Slug/Snai2 is a downstream mediator of epidermal growth factor receptor-stimulated reepithelialization.

Many peptide growth factors, including EGFR ligands, accelerate wound reepithelialization in vivo and in vitro. Furthermore, EGFR expression is transiently increased at wound margins, suggesting an active role for this receptor in wound repair. During reepithelialization of cutaneous wounds, keratinocytes display a phenotypic plasticity resembling aspects of epithelial-mesenchymal transformation. The transcription factor Slug/Snai2 is a regulator of epithelial-mesenchymal transformation during development, and we previously reported that Slug expression is elevated in keratinocytes bordering cutaneous wounds in vivo, ex vivo, and in vitro. In this study we provide evidence that Slug expression is necessary for an EGFR-stimulated reepithelialization response. Epidermal growth factor (EGF) induces Slug expression and the response to EGFR activation is more robust than to other receptor tyrosine kinase ligands. EGFR-stimulated reepithelialization is highly dependent on Slug, as demonstrated by the absence of EGF-stimulated outgrowth in explants derived from Slug null mice. In vitro reepithelialization stimulated by ectopic Slug expression was not impaired by an inhibitor of EGFR catalytic activity, suggesting that Slug is a downstream mediator of this EGFR-stimulated response. Our findings provide evidence that Slug is an essential component of the pathway leading to EGFR-mediated epithelial outgrowth.

Mesenchymal transformation in epithelial ovarian tumor cells expressing epidermal growth factor receptor variant III.

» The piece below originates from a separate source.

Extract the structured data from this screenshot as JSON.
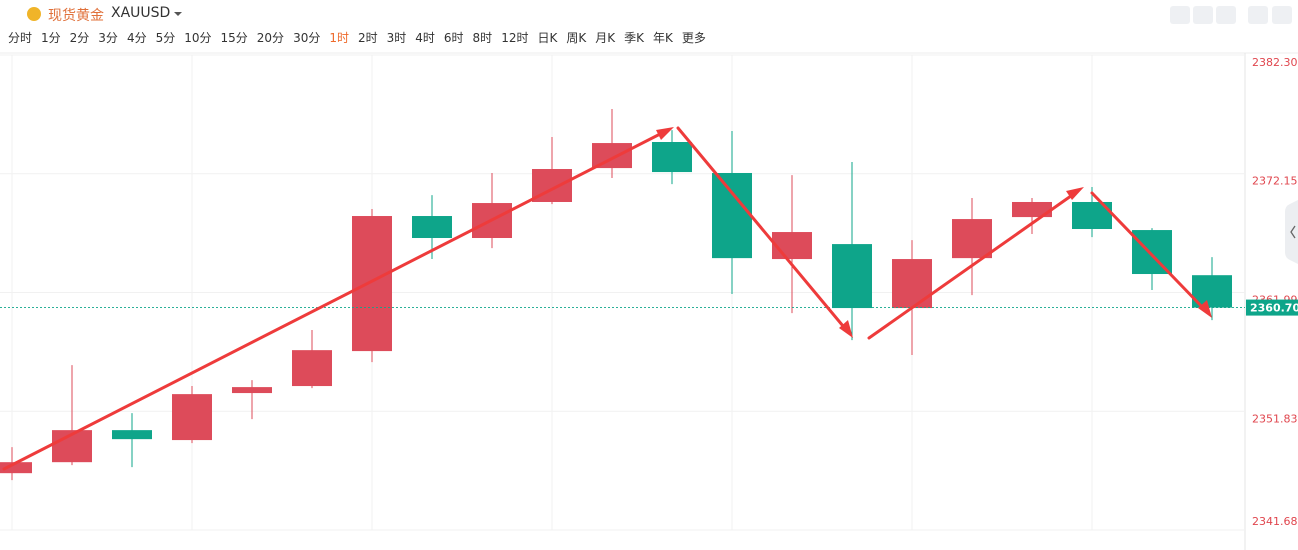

Overexpression of the epidermal growth factor (EGF) receptor occurs frequently in ovarian cancer and is associated with poor patient prognosis. A constitutively active mutant EGF receptor termed variant III (EGFRvIII) has been detected at a high frequency in many human tumors, including those of the ovary. To identify the consequences of EGFRvIII expression in ovarian tumor cells, we introduced EGFRvIII into the epithelial ovarian cancer cell line (OVCA 433). The EGFRvIII-transfected cells displayed a dissociated, motile phenotype and fibroblastic morphology. The EGFRvIII-dependent phenotype was comparable to that observed in EGF-stimulated parental OVCA 433 cultures and required the catalytic activity of the mutant receptor. Disruption of adherens and desmosomal junctions in EGFRvIII expressing cells was evident by immunofluorescent detection of specific junctional components. In addition, Western blot analysis confirmed decreased levels of cellular plakoglobin and beta-catenin in EGFRvIII-expressing cells, and E-cadherin protein and mRNA were nearly absent. The loss of E-cadherin was accompanied by decreased expression of additional ovarian epithelial markers, including keratins 7, 8, and 18 and mucins 1 and 4. In contrast, the mesenchymal markers N-cadherin and vimentin were elevated in EGFRvIII expressing cells. Overall, the switch in cadherins from E-cadherin to N-cadherin, coupled with gain of vimentin expression and loss of the epithelial keratins and mucins typically expressed in well-differentiated epithelial ovarian carcinomas, are consistent with transition to a mesenchymal phenotype as an outcome of EGFRvIII expression. These findings suggest that EGFRvIII expression may regulate phenotypic plasticity in ovarian cancer and thereby contribute to more aggressive disease.